仮設住宅や在宅の人を回り、アセスメントを行っています。以前、大島全域でアセスメントを行ったことがあるので、今回は二回目。前は、安心・安全をテーマにして主に医療福祉介護面についてアセスメントし、看護師や介護士が訪問できるようにつないだり、必要なら大島内の施設や気仙沼の病院につないだりしていました。でも10月になって、地域づくり、生きがいづくり、つながりづくりとかを考えるようになって、「地域としてやりたいことはなんですか」と聞いて回ったり。人とお茶っこしながらいろんな話を聞いて、できるだけやりたいことを解き放って。ひとつの仮設住宅の集合に30世帯くらいが住んでいて、それぞれ状態も違いますし、「全体としてこうです」とはいえないんですけど。

―なにか印象的なお話などはありました?

「ちょっとお茶でもしていきなさい」とひとりの奥さんとずっと話をしていたことがあります。娘さんと息子さんが通学に便利だからと別居して本土に行っていて、家族が在宅と仮設で別々に住むかたちになっているので、援助の差をすごい見ていらっしゃる方で。比べてみると、仮設住宅のほうが物資的な援助が多かったり、炊き出しがあったりすることが多いんですよね。一方で在宅の人の中には、仕事を失ったり家も車も失ったりしている人もいて。「いいよね。仮設の人はいろいろもらえて」と言う方たちもいるそうで。

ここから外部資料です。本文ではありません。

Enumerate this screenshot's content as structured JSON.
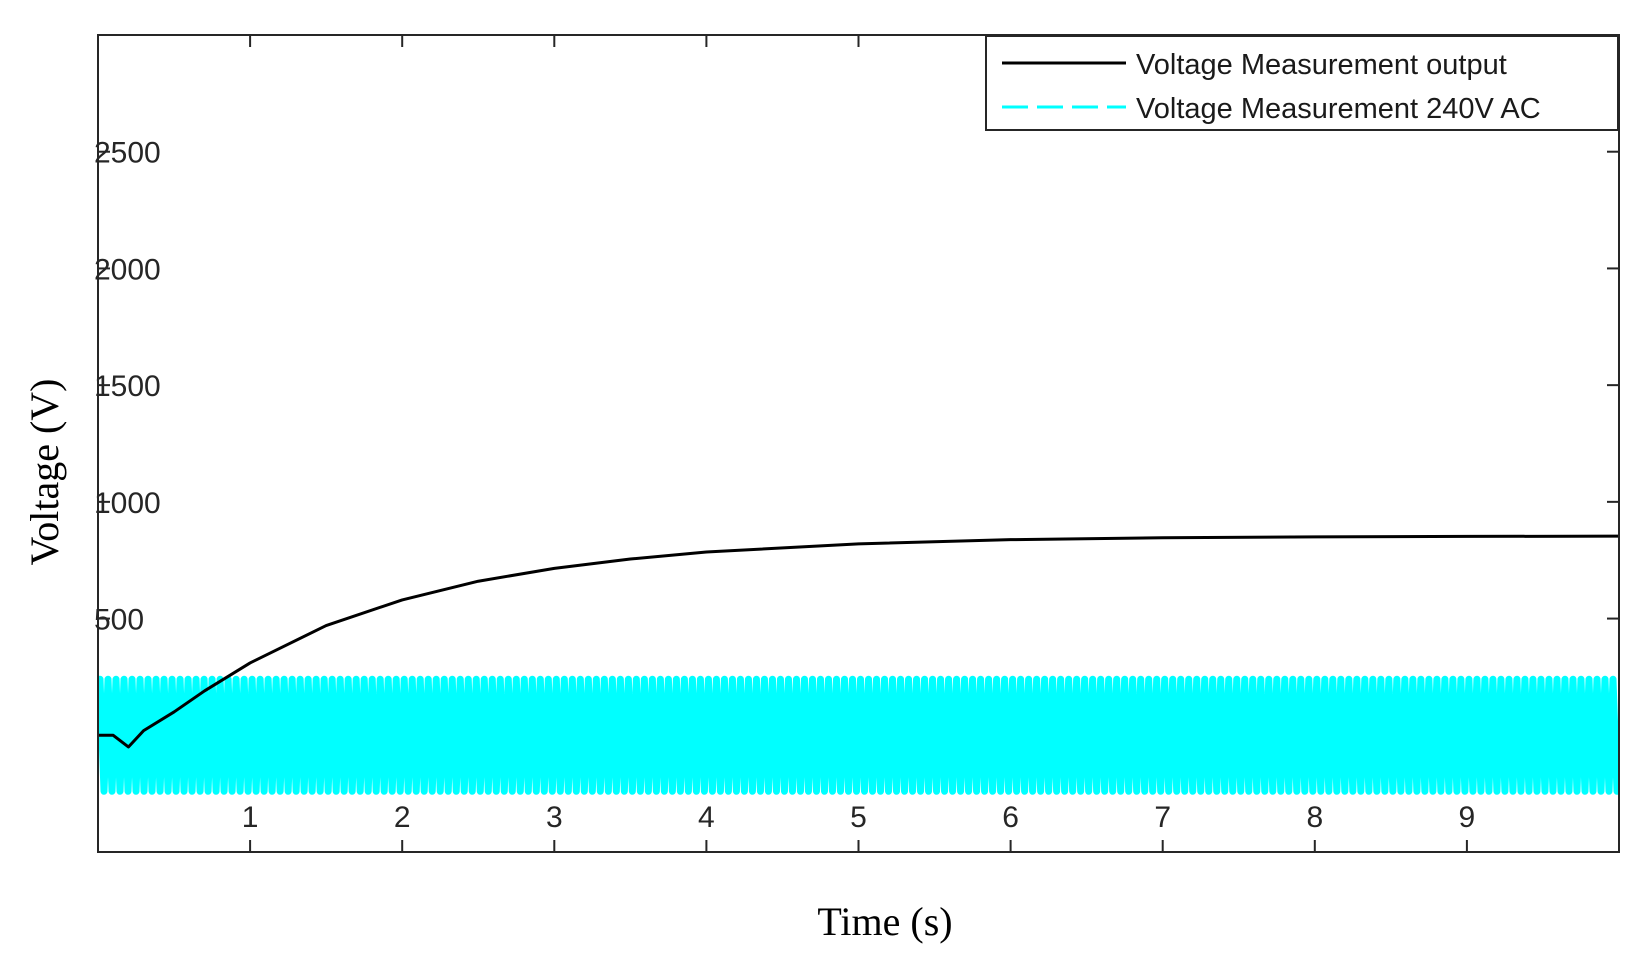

―なるほど…じっくり話を聞きつつ、つなプロとして打ち手を考えていく?

今はできるだけ多くの人と話しながら、情報を集めている段階で、そこから導き出される私たちがすべきこと、必要とされていることはしていくつもりです。例えば「仮設と在宅の人たちの隔たりをなくすために何かできないか」と考えて動こうとしている方もいるのに、つなプロがそこに何かをしたら、せっかくの気持ちを削いでしまうだけかもしれないなあと。なので、特に提案とかはせずに、聞き役に徹していることもあります。

―これからどうしていきたいとかは、ありますか。

正直まだ何もできていなくて、模索中です。とてももどかしい。「一歩を踏み出せばもっと楽しく生きられるのに」と思うし、人の自立心をつくる支援をしていけたらなと思っています。

―いかに人をエンパワーメントしていくか。ETIC.にいたときと向き合っている課題は変わってないのかもしれないですね。これからどんな成長をしていくのか楽しみです。また伺いますね。